Untuk mempercantik pesan tersebut, siswa menggunakan Canva untuk membuat desain kartu ucapan digital yang menggabungkan elemen budaya lokal Indonesia dengan tema Natal. Proses kreatif ini melibatkan riset visual mengenai motif batik atau ikon daerah yang bisa diperkenalkan kepada dunia luar. Pendidikan seni yang dipadukan dengan teknologi ini tidak hanya mengasah sisi estetika, tetapi juga menumbuhkan rasa bangga terhadap identitas nasional di kancah global. Siswa belajar bahwa budaya lokal dapat dikomunikasikan secara modern dan menarik.
Dalam prosesnya, alat terjemah otomatis tetap menjadi pendamping setia bagi siswa yang masih dalam tahap awal belajar bahasa asing.
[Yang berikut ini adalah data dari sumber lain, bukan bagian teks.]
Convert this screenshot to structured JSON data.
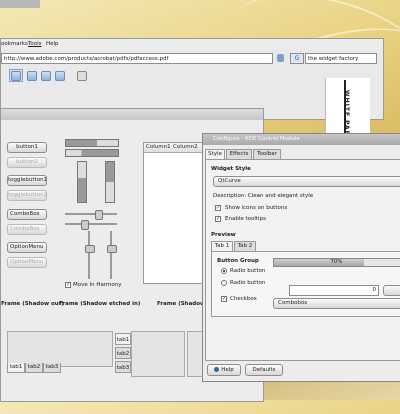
{
  "browser": {
    "menu": [
      "ookmarks",
      "Tools",
      "Help"
    ],
    "url": "http://www.adobe.com/products/acrobat/pdfs/pdfaccess.pdf",
    "search_value": "the widget factory",
    "side_text": "WHITE PAPER"
  },
  "widget_factory": {
    "buttons": [
      "button1",
      "button2",
      "togglebutton1",
      "togglebutton2",
      "ComboBox",
      "ComboBox",
      "OptionMenu",
      "OptionMenu"
    ],
    "columns": [
      "Column1",
      "Column2"
    ],
    "checkbox_label": "Move In Harmony",
    "frame_labels": [
      "Frame (Shadow out)",
      "Frame (Shadow etched in)",
      "Frame (Shadow etc"
    ],
    "tabs": [
      "tab1",
      "tab2",
      "tab3"
    ],
    "vtabs": [
      "tab1",
      "tab2",
      "tab3"
    ]
  },
  "kde": {
    "title": "Configure - KDE Control Module",
    "tabs": [
      "Style",
      "Effects",
      "Toolbar"
    ],
    "widget_style_heading": "Widget Style",
    "style_value": "QtCurve",
    "description": "Description: Clean and elegant style",
    "show_icons": "Show icons on buttons",
    "enable_tooltips": "Enable tooltips",
    "preview_heading": "Preview",
    "preview_tabs": [
      "Tab 1",
      "Tab 2"
    ],
    "button_group": "Button Group",
    "radio1": "Radio button",
    "radio2": "Radio button",
    "checkbox": "Checkbox",
    "progress": "70%",
    "progress_fraction": 0.7,
    "spin_value": "0",
    "combo_value": "Combobox",
    "help": "Help",
    "defaults": "Defaults"
  }
}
Mereka menggunakan Google Translate untuk memahami balasan surat dari teman luar negeri mereka, yang kemudian didiskusikan bersama guru di kelas. Interaksi ini menciptakan pengalaman belajar yang nyata (authentic learning) di mana siswa menyadari pentingnya penguasaan bahasa dan teknologi sebagai alat untuk membangun perdamaian dan pengertian antarbangsa yang berbeda latar belakang.
Hasil dari kolaborasi ini biasanya didokumentasikan dalam sebuah video pendek yang diunggah ke YouTube sekolah. Dokumentasi ini berfungsi sebagai portofolio digital bagi siswa dan juga sebagai materi inspirasi bagi sekolah lain untuk melakukan hal serupa. Teknologi digital telah meruntuhkan dinding-dinding kelas, memungkinkan siswa untuk belajar langsung dari dunia nyata dan membangun jaringan pertemanan yang melampaui batas-batas negara. Inilah esensi dari pendidikan di abad ke-21 yang serba terhubung.
Kesimpulannya, integrasi berbagai platform digital dalam kegiatan sekolah saat momen Natal membuktikan bahwa teknologi adalah sarana yang ampuh untuk mempererat persaudaraan manusia. Dengan bimbingan guru, penggunaan AI dan platform desain dapat diarahkan untuk tujuan-tujuan mulia seperti diplomasi budaya dan perdamaian dunia. Pendidikan yang berwawasan global ini akan mencetak generasi yang tidak hanya mahir secara teknis, tetapi juga memiliki hati yang terbuka terhadap perbedaan dan siap berkontribusi bagi kemajuan peradaban global.